Счастливый, переполненный стихами и идеями, я вламывался в жилища друзей.
Не думаю, что я был любим всеми.
Я был умен, лжив и обидчив. Я был глуп, себялюбив и болтлив. Меня разъедала ржа гипокризии, правда, я умел радоваться чужим успехам, а главное, я любил.
Недостающие звенья. Молнии за окном. Недописанные стихи.
Если это верно, что мы начинаем умирать с первого дня рождения, то никогда так сильно я не умирал, как в те дни, когда любовь и стихи все обратили во вспышку молнии.
„Верхом на скелете тапира я мчался по Млечному пути, опознав его по тому, что он и вправду был залит молоком, хлюпавшим под копытами костяного животного. Мне было жестко и неудобно сидеть на позвоночном столбе скелета, я цеплялся руками за его ребра, но меня не переставало трясти от норовистого бега твари".

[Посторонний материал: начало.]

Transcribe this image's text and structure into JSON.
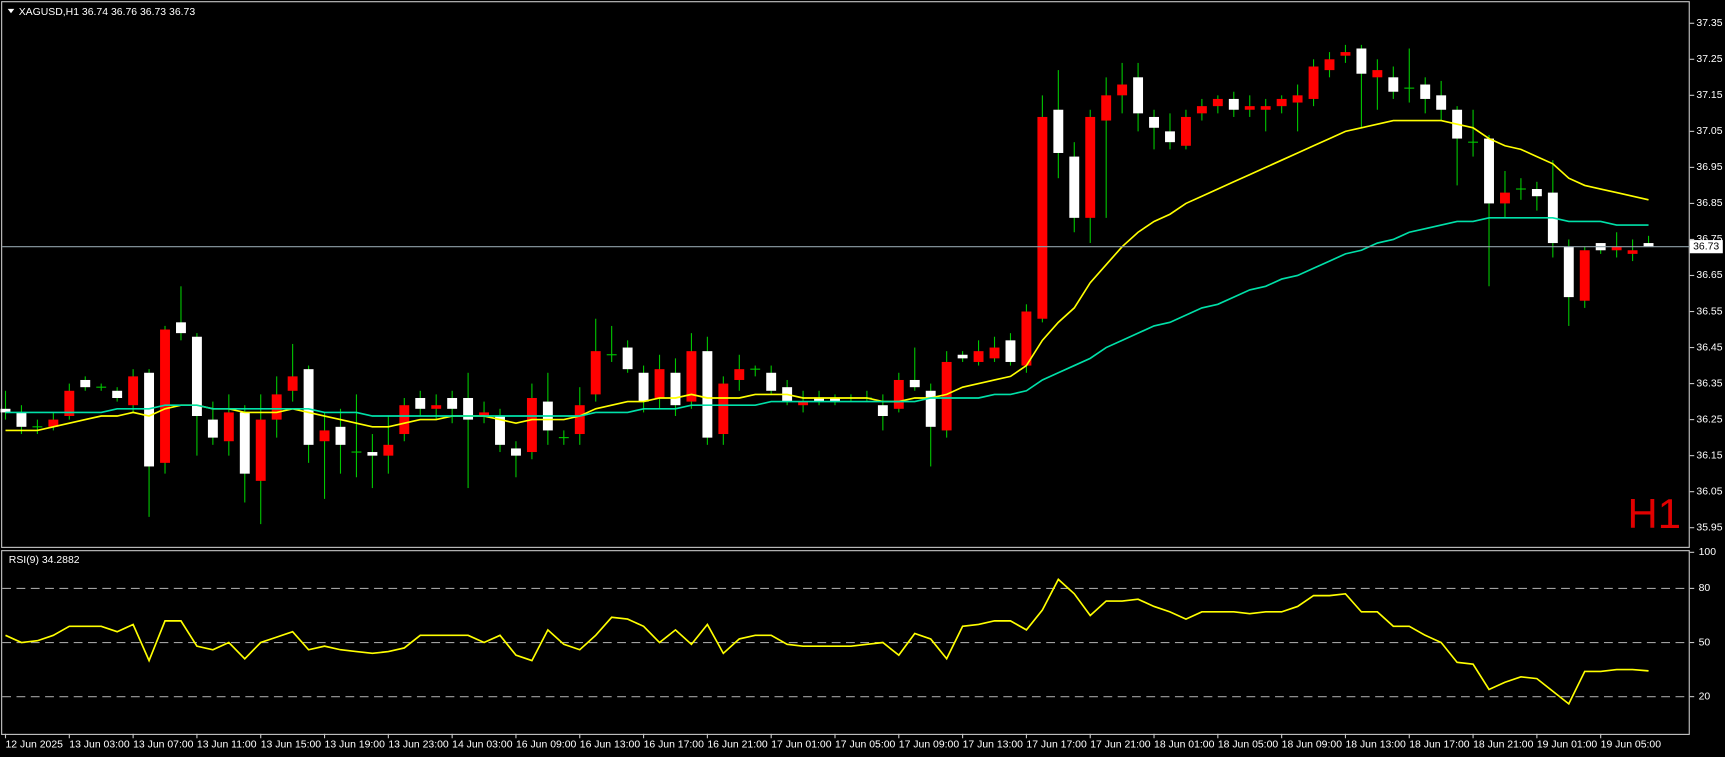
{
  "chart_data": {
    "type": "candlestick",
    "title": "XAGUSD,H1",
    "annotation": "H1",
    "categories": [
      "12 Jun 2025",
      null,
      null,
      null,
      "13 Jun 03:00",
      null,
      null,
      null,
      "13 Jun 07:00",
      null,
      null,
      null,
      "13 Jun 11:00",
      null,
      null,
      null,
      "13 Jun 15:00",
      null,
      null,
      null,
      "13 Jun 19:00",
      null,
      null,
      null,
      "13 Jun 23:00",
      null,
      null,
      null,
      "14 Jun 03:00",
      null,
      null,
      null,
      "16 Jun 09:00",
      null,
      null,
      null,
      "16 Jun 13:00",
      null,
      null,
      null,
      "16 Jun 17:00",
      null,
      null,
      null,
      "16 Jun 21:00",
      null,
      null,
      null,
      "17 Jun 01:00",
      null,
      null,
      null,
      "17 Jun 05:00",
      null,
      null,
      null,
      "17 Jun 09:00",
      null,
      null,
      null,
      "17 Jun 13:00",
      null,
      null,
      null,
      "17 Jun 17:00",
      null,
      null,
      null,
      "17 Jun 21:00",
      null,
      null,
      null,
      "18 Jun 01:00",
      null,
      null,
      null,
      "18 Jun 05:00",
      null,
      null,
      null,
      "18 Jun 09:00",
      null,
      null,
      null,
      "18 Jun 13:00",
      null,
      null,
      null,
      "18 Jun 17:00",
      null,
      null,
      null,
      "18 Jun 21:00",
      null,
      null,
      null,
      "19 Jun 01:00",
      null,
      null,
      null,
      "19 Jun 05:00",
      null,
      null,
      null
    ],
    "open": [
      36.28,
      36.27,
      36.23,
      36.23,
      36.26,
      36.36,
      36.34,
      36.33,
      36.29,
      36.38,
      36.13,
      36.52,
      36.48,
      36.25,
      36.19,
      36.27,
      36.08,
      36.25,
      36.33,
      36.39,
      36.19,
      36.23,
      36.16,
      36.16,
      36.15,
      36.21,
      36.31,
      36.28,
      36.31,
      36.31,
      36.26,
      36.26,
      36.17,
      36.16,
      36.3,
      36.2,
      36.21,
      36.32,
      36.43,
      36.45,
      36.38,
      36.31,
      36.38,
      36.3,
      36.44,
      36.21,
      36.36,
      36.39,
      36.38,
      36.34,
      36.29,
      36.31,
      36.31,
      36.31,
      36.31,
      36.29,
      36.28,
      36.36,
      36.33,
      36.22,
      36.43,
      36.41,
      36.42,
      36.47,
      36.4,
      36.53,
      37.11,
      36.98,
      36.81,
      37.08,
      37.15,
      37.2,
      37.09,
      37.05,
      37.01,
      37.1,
      37.12,
      37.14,
      37.11,
      37.11,
      37.12,
      37.13,
      37.14,
      37.22,
      37.26,
      37.28,
      37.2,
      37.2,
      37.17,
      37.18,
      37.15,
      37.11,
      37.02,
      37.03,
      36.85,
      36.89,
      36.89,
      36.88,
      36.73,
      36.58,
      36.74,
      36.72,
      36.71,
      36.74
    ],
    "high": [
      36.33,
      36.29,
      36.25,
      36.27,
      36.35,
      36.37,
      36.35,
      36.34,
      36.39,
      36.39,
      36.51,
      36.62,
      36.49,
      36.3,
      36.32,
      36.29,
      36.32,
      36.37,
      36.46,
      36.4,
      36.27,
      36.28,
      36.32,
      36.21,
      36.26,
      36.31,
      36.33,
      36.32,
      36.33,
      36.38,
      36.3,
      36.28,
      36.19,
      36.35,
      36.38,
      36.22,
      36.34,
      36.53,
      36.51,
      36.47,
      36.4,
      36.43,
      36.42,
      36.49,
      36.48,
      36.37,
      36.43,
      36.4,
      36.4,
      36.36,
      36.33,
      36.33,
      36.32,
      36.32,
      36.33,
      36.32,
      36.38,
      36.45,
      36.35,
      36.44,
      36.44,
      36.47,
      36.48,
      36.49,
      36.57,
      37.15,
      37.22,
      37.02,
      37.11,
      37.2,
      37.24,
      37.24,
      37.11,
      37.1,
      37.11,
      37.14,
      37.15,
      37.16,
      37.15,
      37.14,
      37.15,
      37.18,
      37.25,
      37.27,
      37.29,
      37.29,
      37.25,
      37.23,
      37.28,
      37.2,
      37.19,
      37.12,
      37.11,
      37.04,
      36.94,
      36.92,
      36.91,
      36.97,
      36.75,
      36.73,
      36.74,
      36.77,
      36.75,
      36.76
    ],
    "low": [
      36.25,
      36.21,
      36.21,
      36.22,
      36.25,
      36.33,
      36.33,
      36.3,
      36.27,
      35.98,
      36.1,
      36.47,
      36.15,
      36.18,
      36.15,
      36.02,
      35.96,
      36.2,
      36.3,
      36.13,
      36.03,
      36.1,
      36.09,
      36.06,
      36.1,
      36.19,
      36.26,
      36.25,
      36.24,
      36.06,
      36.24,
      36.16,
      36.09,
      36.14,
      36.18,
      36.18,
      36.18,
      36.3,
      36.41,
      36.38,
      36.27,
      36.28,
      36.26,
      36.28,
      36.18,
      36.18,
      36.33,
      36.37,
      36.32,
      36.29,
      36.27,
      36.29,
      36.29,
      36.3,
      36.3,
      36.22,
      36.27,
      36.33,
      36.12,
      36.2,
      36.41,
      36.4,
      36.41,
      36.4,
      36.38,
      36.52,
      36.92,
      36.77,
      36.74,
      36.81,
      37.1,
      37.05,
      37.0,
      37.0,
      37.0,
      37.08,
      37.1,
      37.09,
      37.09,
      37.05,
      37.1,
      37.05,
      37.12,
      37.2,
      37.24,
      37.06,
      37.11,
      37.14,
      37.13,
      37.1,
      37.08,
      36.9,
      36.98,
      36.62,
      36.81,
      36.86,
      36.83,
      36.7,
      36.51,
      36.56,
      36.71,
      36.7,
      36.69,
      36.73
    ],
    "close": [
      36.27,
      36.23,
      36.23,
      36.25,
      36.33,
      36.34,
      36.34,
      36.31,
      36.37,
      36.12,
      36.5,
      36.49,
      36.26,
      36.2,
      36.27,
      36.1,
      36.25,
      36.32,
      36.37,
      36.18,
      36.22,
      36.18,
      36.16,
      36.15,
      36.18,
      36.29,
      36.28,
      36.29,
      36.28,
      36.25,
      36.27,
      36.18,
      36.15,
      36.31,
      36.22,
      36.2,
      36.29,
      36.44,
      36.43,
      36.39,
      36.3,
      36.39,
      36.29,
      36.44,
      36.2,
      36.35,
      36.39,
      36.39,
      36.33,
      36.3,
      36.3,
      36.3,
      36.3,
      36.31,
      36.31,
      36.26,
      36.36,
      36.34,
      36.23,
      36.41,
      36.42,
      36.44,
      36.45,
      36.41,
      36.55,
      37.09,
      36.99,
      36.81,
      37.09,
      37.15,
      37.18,
      37.1,
      37.06,
      37.02,
      37.09,
      37.12,
      37.14,
      37.11,
      37.12,
      37.12,
      37.14,
      37.15,
      37.23,
      37.25,
      37.27,
      37.21,
      37.22,
      37.16,
      37.17,
      37.14,
      37.11,
      37.03,
      37.02,
      36.85,
      36.88,
      36.89,
      36.87,
      36.74,
      36.59,
      36.72,
      36.72,
      36.73,
      36.72,
      36.73
    ],
    "up_color": "#ff0000",
    "down_color": "#ffffff",
    "wick_color": "#00c800",
    "price_line_color": "#8fa0a8",
    "ma_lines": [
      {
        "color": "#ffff00",
        "values": [
          36.22,
          36.22,
          36.22,
          36.23,
          36.24,
          36.25,
          36.26,
          36.26,
          36.27,
          36.26,
          36.28,
          36.29,
          36.29,
          36.28,
          36.28,
          36.27,
          36.27,
          36.27,
          36.28,
          36.27,
          36.26,
          36.25,
          36.24,
          36.23,
          36.23,
          36.24,
          36.25,
          36.25,
          36.26,
          36.26,
          36.26,
          36.25,
          36.24,
          36.25,
          36.25,
          36.25,
          36.26,
          36.28,
          36.29,
          36.3,
          36.3,
          36.31,
          36.31,
          36.32,
          36.31,
          36.31,
          36.31,
          36.32,
          36.32,
          36.32,
          36.31,
          36.31,
          36.31,
          36.31,
          36.31,
          36.3,
          36.3,
          36.31,
          36.31,
          36.32,
          36.34,
          36.35,
          36.36,
          36.37,
          36.4,
          36.47,
          36.52,
          36.56,
          36.63,
          36.68,
          36.73,
          36.77,
          36.8,
          36.82,
          36.85,
          36.87,
          36.89,
          36.91,
          36.93,
          36.95,
          36.97,
          36.99,
          37.01,
          37.03,
          37.05,
          37.06,
          37.07,
          37.08,
          37.08,
          37.08,
          37.08,
          37.07,
          37.06,
          37.03,
          37.01,
          37.0,
          36.98,
          36.96,
          36.92,
          36.9,
          36.89,
          36.88,
          36.87,
          36.86
        ]
      },
      {
        "color": "#00e0a8",
        "values": [
          36.27,
          36.27,
          36.27,
          36.27,
          36.27,
          36.27,
          36.27,
          36.28,
          36.28,
          36.28,
          36.29,
          36.29,
          36.29,
          36.28,
          36.28,
          36.28,
          36.28,
          36.28,
          36.28,
          36.28,
          36.27,
          36.27,
          36.27,
          36.26,
          36.26,
          36.26,
          36.26,
          36.26,
          36.26,
          36.26,
          36.26,
          36.26,
          36.26,
          36.26,
          36.26,
          36.26,
          36.26,
          36.27,
          36.27,
          36.27,
          36.28,
          36.28,
          36.28,
          36.29,
          36.29,
          36.29,
          36.29,
          36.29,
          36.3,
          36.3,
          36.3,
          36.3,
          36.3,
          36.3,
          36.3,
          36.3,
          36.3,
          36.3,
          36.31,
          36.31,
          36.31,
          36.31,
          36.32,
          36.32,
          36.33,
          36.36,
          36.38,
          36.4,
          36.42,
          36.45,
          36.47,
          36.49,
          36.51,
          36.52,
          36.54,
          36.56,
          36.57,
          36.59,
          36.61,
          36.62,
          36.64,
          36.65,
          36.67,
          36.69,
          36.71,
          36.72,
          36.74,
          36.75,
          36.77,
          36.78,
          36.79,
          36.8,
          36.8,
          36.81,
          36.81,
          36.81,
          36.81,
          36.81,
          36.8,
          36.8,
          36.8,
          36.79,
          36.79,
          36.79
        ]
      }
    ],
    "ylim": [
      35.9,
      37.39
    ],
    "yticks": [
      35.95,
      36.05,
      36.15,
      36.25,
      36.35,
      36.45,
      36.55,
      36.65,
      36.75,
      36.85,
      36.95,
      37.05,
      37.15,
      37.25,
      37.35
    ],
    "rsi": {
      "label": "RSI(9)",
      "color": "#ffff00",
      "ylim": [
        0,
        100
      ],
      "yticks": [
        20,
        50,
        80,
        100
      ],
      "levels": [
        20,
        50,
        80
      ],
      "values": [
        54,
        50,
        51,
        54,
        59,
        59,
        59,
        56,
        60,
        40,
        62,
        62,
        48,
        46,
        50,
        41,
        50,
        53,
        56,
        46,
        48,
        46,
        45,
        44,
        45,
        47,
        54,
        54,
        54,
        54,
        50,
        54,
        43,
        40,
        57,
        49,
        46,
        54,
        64,
        63,
        59,
        50,
        57,
        49,
        60,
        44,
        52,
        54,
        54,
        49,
        48,
        48,
        48,
        48,
        49,
        50,
        43,
        55,
        52,
        41,
        59,
        60,
        62,
        62,
        57,
        68,
        85,
        77,
        65,
        73,
        73,
        74,
        70,
        67,
        63,
        67,
        67,
        67,
        66,
        67,
        67,
        70,
        76,
        76,
        77,
        67,
        67,
        59,
        59,
        54,
        50,
        39,
        38,
        24,
        28,
        31,
        30,
        23,
        16,
        34,
        34,
        35,
        35,
        34.2882
      ]
    }
  }
}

Такой сон приснился маркизу Веносте, авантюристу Феликсу Крулю, после долгой беседы с лиссабонским палеонтологом профессором Кукуком в поезде Париж-Лиссабон.
„Во сне я карабкался на четвереньках по отвесному глинистому берегу моря, волоча за собой длинный, похожий на лиану, стебель, с брезгливым недоумением в сердце: кто я? человек или растение?"
Действительно.
Кто я?
И почему доктор Клоубони, при всей моей любви к нему, а ведь при этом он обладал еще и невероятным даром убеждения, так и не склонил меня к гениальным стихам о Солнце?
6. „ОН НЕЗАБВЕНЕН ТЕМ ЕЩЕ..."
Значит, не Сахалин, не Курилы, даже не Академгородок. Не доктор Клоубони и не замечательные совопросники. Что-то другое, что-то более раннее сгустило туманность в облако, что-то другое заставило меня сесть за пишущую машинку, причем тогда, когда никакой пишущей машинки я еще и в глаза не видел.
Но что? Где? Когда?
Замечает ли раковина тот момент, когда под ее створками завязывается жемчужина?
Как знать, может, и замечает.
Может, ее вдруг пронизывает некое беспокойство. Некое совсем особое беспокойство. Может, окружающая вода вдруг приобретает для нее совсем другой привкус. Совершенно особый привкус. Вдруг меняется само восприятие цвета, света, температуры. Как, скажем, менялось что-то во мне, когда в послевоенном Маклаково (Енисейский район), носясь с воплями по лесобирже, мы, стая пацанов, вдруг натыкались на молчаливую колонну пленных немцев, которых вели на работу.